Pink Floyd and Moody Blues Inspired Deep Purple in This Indirect Way, and Thank Goodness They Did

No matter who’s participating in a brainstorming session, not every idea that comes out of it will be a zinger. That’s why it’s a brain-storm and not brain-raindrop. Juggling multiple ideas at once helps sharpen the better candidates into a full-fledged plan—or, in more musical cases, a band name. Some of the most iconic bands of all time went through two, three, or even more name changes before settling on the moniker that would make them famous. British rockers Deep Purple are no exception to the rule.
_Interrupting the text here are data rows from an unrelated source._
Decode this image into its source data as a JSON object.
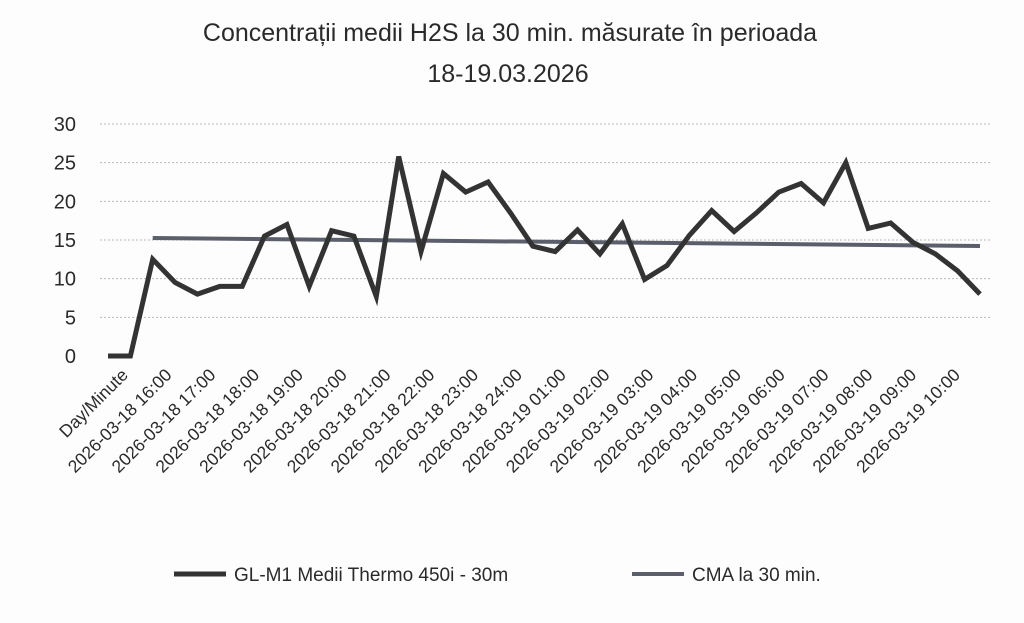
{
  "chart_data": {
    "type": "line",
    "title_lines": [
      "Concentrații medii H2S la 30 min. măsurate în perioada",
      "18-19.03.2026"
    ],
    "xlabel": "",
    "ylabel": "",
    "ylim": [
      0,
      30
    ],
    "yticks": [
      0,
      5,
      10,
      15,
      20,
      25,
      30
    ],
    "grid": true,
    "legend_position": "bottom",
    "x_tick_labels": [
      "Day/Minute",
      "2026-03-18 16:00",
      "2026-03-18 17:00",
      "2026-03-18 18:00",
      "2026-03-18 19:00",
      "2026-03-18 20:00",
      "2026-03-18 21:00",
      "2026-03-18 22:00",
      "2026-03-18 23:00",
      "2026-03-18 24:00",
      "2026-03-19 01:00",
      "2026-03-19 02:00",
      "2026-03-19 03:00",
      "2026-03-19 04:00",
      "2026-03-19 05:00",
      "2026-03-19 06:00",
      "2026-03-19 07:00",
      "2026-03-19 08:00",
      "2026-03-19 09:00",
      "2026-03-19 10:00"
    ],
    "series": [
      {
        "name": "GL-M1 Medii Thermo 450i - 30m",
        "color": "#333333",
        "values": [
          0,
          0,
          12.5,
          9.5,
          8,
          9,
          9,
          15.5,
          17,
          9,
          16.2,
          15.5,
          7.7,
          25.8,
          13.5,
          23.6,
          21.2,
          22.5,
          18.5,
          14.2,
          13.5,
          16.3,
          13.2,
          17.1,
          9.9,
          11.7,
          15.6,
          18.8,
          16.1,
          18.5,
          21.2,
          22.3,
          19.8,
          25,
          16.5,
          17.2,
          14.7,
          13.2,
          11,
          8
        ]
      },
      {
        "name": "CMA la 30 min.",
        "color": "#5a5f6b",
        "values": [
          null,
          null,
          15,
          15,
          15,
          15,
          15,
          15,
          15,
          15,
          15,
          15,
          15,
          15,
          15,
          15,
          15,
          15,
          15,
          15,
          15,
          15,
          15,
          15,
          15,
          15,
          15,
          15,
          15,
          15,
          15,
          15,
          15,
          15,
          15,
          15,
          15,
          15,
          15,
          15
        ]
      }
    ]
  }
}
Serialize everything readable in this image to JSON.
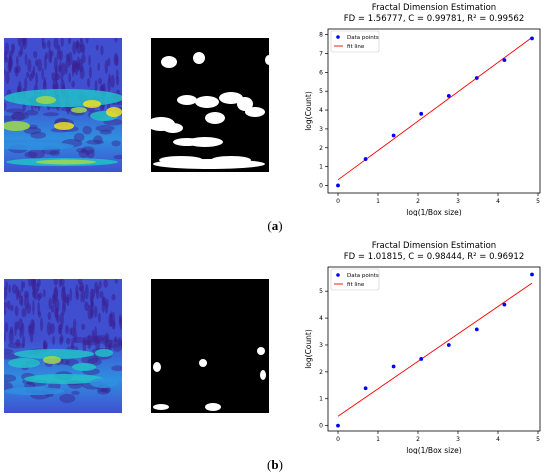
{
  "panels": [
    {
      "caption_open": "(",
      "caption_label": "a",
      "caption_close": ")",
      "heatmap_colors": [
        "#3b1f8f",
        "#3f4fd0",
        "#2f8fe0",
        "#22c1c8",
        "#a0d84a",
        "#f0e020"
      ],
      "mask_colors": [
        "#000000",
        "#ffffff"
      ]
    },
    {
      "caption_open": "(",
      "caption_label": "b",
      "caption_close": ")",
      "heatmap_colors": [
        "#3b1f8f",
        "#3f4fd0",
        "#2f8fe0",
        "#22c1c8",
        "#a0d84a",
        "#f0e020"
      ],
      "mask_colors": [
        "#000000",
        "#ffffff"
      ]
    }
  ],
  "chart_data": [
    {
      "type": "scatter",
      "title": "Fractal Dimension Estimation",
      "subtitle": "FD = 1.56777, C = 0.99781, R² = 0.99562",
      "xlabel": "log(1/Box size)",
      "ylabel": "log(Count)",
      "xlim": [
        -0.25,
        5.05
      ],
      "ylim": [
        -0.4,
        8.3
      ],
      "xticks": [
        0,
        1,
        2,
        3,
        4,
        5
      ],
      "yticks": [
        0,
        1,
        2,
        3,
        4,
        5,
        6,
        7,
        8
      ],
      "grid": false,
      "legend_position": "top-left",
      "series": [
        {
          "name": "Data points",
          "kind": "scatter",
          "color": "#0000ff",
          "x": [
            0,
            0.69,
            1.39,
            2.08,
            2.77,
            3.47,
            4.16,
            4.85
          ],
          "y": [
            0.0,
            1.4,
            2.65,
            3.8,
            4.75,
            5.7,
            6.65,
            7.8
          ]
        },
        {
          "name": "fit line",
          "kind": "line",
          "color": "#ff0000",
          "x": [
            0,
            4.85
          ],
          "y": [
            0.3,
            7.85
          ]
        }
      ]
    },
    {
      "type": "scatter",
      "title": "Fractal Dimension Estimation",
      "subtitle": "FD = 1.01815, C = 0.98444, R² = 0.96912",
      "xlabel": "log(1/Box size)",
      "ylabel": "log(Count)",
      "xlim": [
        -0.25,
        5.05
      ],
      "ylim": [
        -0.2,
        5.9
      ],
      "xticks": [
        0,
        1,
        2,
        3,
        4,
        5
      ],
      "yticks": [
        0,
        1,
        2,
        3,
        4,
        5
      ],
      "grid": false,
      "legend_position": "top-left",
      "series": [
        {
          "name": "Data points",
          "kind": "scatter",
          "color": "#0000ff",
          "x": [
            0,
            0.69,
            1.39,
            2.08,
            2.77,
            3.47,
            4.16,
            4.85
          ],
          "y": [
            0.0,
            1.39,
            2.2,
            2.48,
            3.0,
            3.58,
            4.5,
            5.62
          ]
        },
        {
          "name": "fit line",
          "kind": "line",
          "color": "#ff0000",
          "x": [
            0,
            4.85
          ],
          "y": [
            0.35,
            5.3
          ]
        }
      ]
    }
  ]
}
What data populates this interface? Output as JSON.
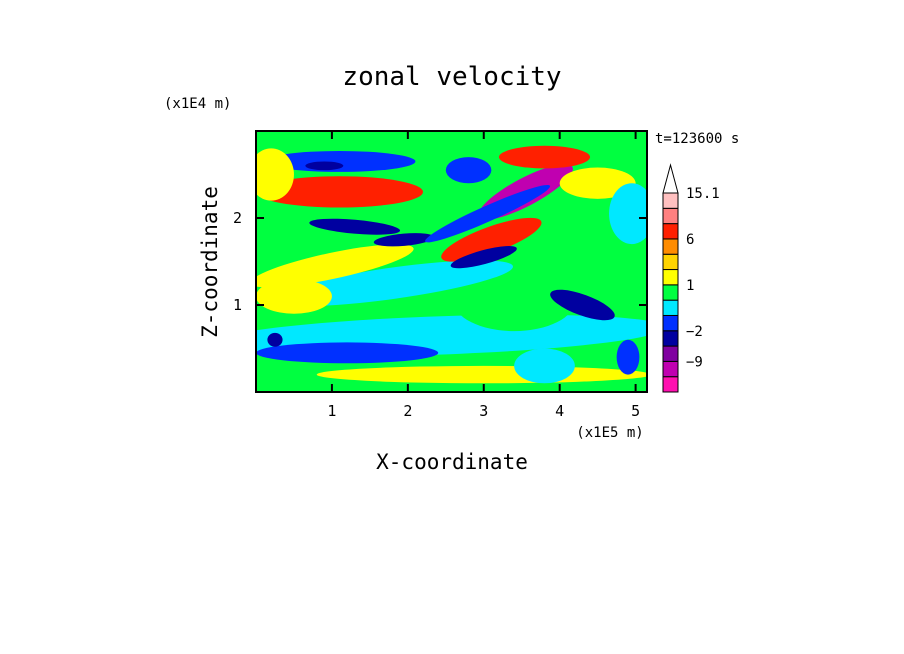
{
  "chart_data": {
    "type": "heatmap",
    "title": "zonal velocity",
    "xlabel": "X-coordinate",
    "ylabel": "Z-coordinate",
    "x_unit": "(x1E5 m)",
    "y_unit": "(x1E4 m)",
    "time_label": "t=123600 s",
    "xlim": [
      0,
      5.15
    ],
    "ylim": [
      0,
      3.0
    ],
    "x_ticks": [
      1,
      2,
      3,
      4,
      5
    ],
    "y_ticks": [
      1,
      2
    ],
    "x_tick_labels": [
      "1",
      "2",
      "3",
      "4",
      "5"
    ],
    "y_tick_labels": [
      "1",
      "2"
    ],
    "colorbar": {
      "levels": [
        -15,
        -12,
        -9,
        -6,
        -2,
        -1,
        0,
        1,
        2,
        3,
        6,
        9,
        12,
        15.1
      ],
      "colors": [
        "#ff10b0",
        "#c000b0",
        "#8000a0",
        "#0000a0",
        "#0030ff",
        "#00e8ff",
        "#00ff40",
        "#ffff00",
        "#ffd400",
        "#ff8c00",
        "#ff2000",
        "#ff8080",
        "#ffc0c0"
      ],
      "extend_max_color": "#ffffff",
      "labels": [
        {
          "value": 15.1,
          "text": "15.1"
        },
        {
          "value": 6,
          "text": "6"
        },
        {
          "value": 1,
          "text": "1"
        },
        {
          "value": -2,
          "text": "−2"
        },
        {
          "value": -9,
          "text": "−9"
        }
      ]
    },
    "base_field_value": 0.5,
    "features": [
      {
        "x": 2.6,
        "z": 0.55,
        "rx": 3.2,
        "rz": 0.35,
        "angle": 0,
        "value": 0.5
      },
      {
        "x": 2.4,
        "z": 0.65,
        "rx": 3.0,
        "rz": 0.22,
        "angle": 2,
        "value": -0.5
      },
      {
        "x": 1.2,
        "z": 0.45,
        "rx": 1.2,
        "rz": 0.12,
        "angle": 0,
        "value": -1.5
      },
      {
        "x": 3.0,
        "z": 0.2,
        "rx": 2.2,
        "rz": 0.1,
        "angle": 0,
        "value": 1.5
      },
      {
        "x": 3.4,
        "z": 1.05,
        "rx": 0.8,
        "rz": 0.35,
        "angle": 0,
        "value": 0.5
      },
      {
        "x": 1.8,
        "z": 1.25,
        "rx": 1.6,
        "rz": 0.18,
        "angle": 8,
        "value": -0.5
      },
      {
        "x": 1.0,
        "z": 1.45,
        "rx": 1.1,
        "rz": 0.15,
        "angle": 12,
        "value": 1.5
      },
      {
        "x": 0.5,
        "z": 1.1,
        "rx": 0.5,
        "rz": 0.2,
        "angle": 0,
        "value": 1.5
      },
      {
        "x": 4.6,
        "z": 1.5,
        "rx": 0.7,
        "rz": 0.5,
        "angle": 0,
        "value": 0.5
      },
      {
        "x": 4.3,
        "z": 1.0,
        "rx": 0.45,
        "rz": 0.12,
        "angle": -20,
        "value": -6
      },
      {
        "x": 3.1,
        "z": 1.75,
        "rx": 0.7,
        "rz": 0.15,
        "angle": 20,
        "value": 6
      },
      {
        "x": 3.0,
        "z": 1.55,
        "rx": 0.45,
        "rz": 0.08,
        "angle": 15,
        "value": -6
      },
      {
        "x": 1.95,
        "z": 1.75,
        "rx": 0.4,
        "rz": 0.07,
        "angle": 5,
        "value": -6
      },
      {
        "x": 1.3,
        "z": 1.9,
        "rx": 0.6,
        "rz": 0.08,
        "angle": -5,
        "value": -6
      },
      {
        "x": 3.55,
        "z": 2.3,
        "rx": 0.7,
        "rz": 0.16,
        "angle": 28,
        "value": -12
      },
      {
        "x": 3.05,
        "z": 2.05,
        "rx": 0.9,
        "rz": 0.09,
        "angle": 24,
        "value": -1.5
      },
      {
        "x": 1.1,
        "z": 2.3,
        "rx": 1.1,
        "rz": 0.18,
        "angle": 0,
        "value": 6
      },
      {
        "x": 3.8,
        "z": 2.7,
        "rx": 0.6,
        "rz": 0.13,
        "angle": 0,
        "value": 6
      },
      {
        "x": 4.5,
        "z": 2.4,
        "rx": 0.5,
        "rz": 0.18,
        "angle": 0,
        "value": 1.5
      },
      {
        "x": 1.1,
        "z": 2.65,
        "rx": 1.0,
        "rz": 0.12,
        "angle": 0,
        "value": -1.5
      },
      {
        "x": 0.9,
        "z": 2.6,
        "rx": 0.25,
        "rz": 0.05,
        "angle": 0,
        "value": -6
      },
      {
        "x": 2.8,
        "z": 2.55,
        "rx": 0.3,
        "rz": 0.15,
        "angle": 0,
        "value": -1.5
      },
      {
        "x": 0.2,
        "z": 2.5,
        "rx": 0.3,
        "rz": 0.3,
        "angle": 0,
        "value": 1.5
      },
      {
        "x": 4.95,
        "z": 2.05,
        "rx": 0.3,
        "rz": 0.35,
        "angle": 0,
        "value": -0.5
      },
      {
        "x": 3.8,
        "z": 0.3,
        "rx": 0.4,
        "rz": 0.2,
        "angle": 0,
        "value": -0.5
      },
      {
        "x": 0.25,
        "z": 0.6,
        "rx": 0.1,
        "rz": 0.08,
        "angle": 0,
        "value": -6
      },
      {
        "x": 4.9,
        "z": 0.4,
        "rx": 0.15,
        "rz": 0.2,
        "angle": 0,
        "value": -1.5
      }
    ]
  }
}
Videos by American Songwriter

When the band’s founding members were coming up with a stage name, they kept their ideas straight by pinning them to the wall at Deeves Hall, the Hertfordshire house where the four musicians lived, wrote, and rehearsed. The bandmates would wake up and find someone had tacked up a new name, some of which included Sugarlump, Orpheus, Concrete God, and Roundabout—the last of which they briefly toured under.

But of course, none of these would stick. As guitarist Ritchie Blackmore would later explain, the world had Pink Floyd, the Moody Blues, and his grandma to thank.

What Do You Get When You Combine Pink Floyd and Moody Blues? Deep Purple

In the earliest days of Deep Purple, the band held loosely to any one name. Their logic was that if they went on the road and didn’t perform well, they could adopt another moniker and get out from the memory of a bad show. The five-piece toured Denmark in the spring of 1968 as Roundabout. However, keyboardist Jon Lord would later say that Ritchie Blackmore was already telling reporters who asked that their name was Deep Purple. Unsurprisingly, Blackmore was the one who pinned that particular idea to the wall.

“I was thinking of Pink Floyd and the Moody Blues,” Blackmore explained in a 2025 interview with Shane McEachern (via MusicRadar). “There were all these colors. So, I thought, ‘Well, we should have a color.’ There was a piece of music that my grandmother used to play. ‘When the deep purple falls,’ blah, blah, blah, whatever it’s called.”

The song in question was “Deep Purple” by Nino Tempo and April Stevens, with the full line being, “When a deep purple falls over sleepy garden walls, and the stars begin to twinkle in the night / in the mist of memory, you wander back to me, breathing my name with a sigh.”

Thus, Deep Purple they came to be, adding to the colorful palette of late 1960s rock ‘n’ roll that included pinks, blues, and Cream. Thank goodness, too. “Concrete God” doesn’t roll off the tongue in quite the same way. “A bit radical,” Lord said of that one.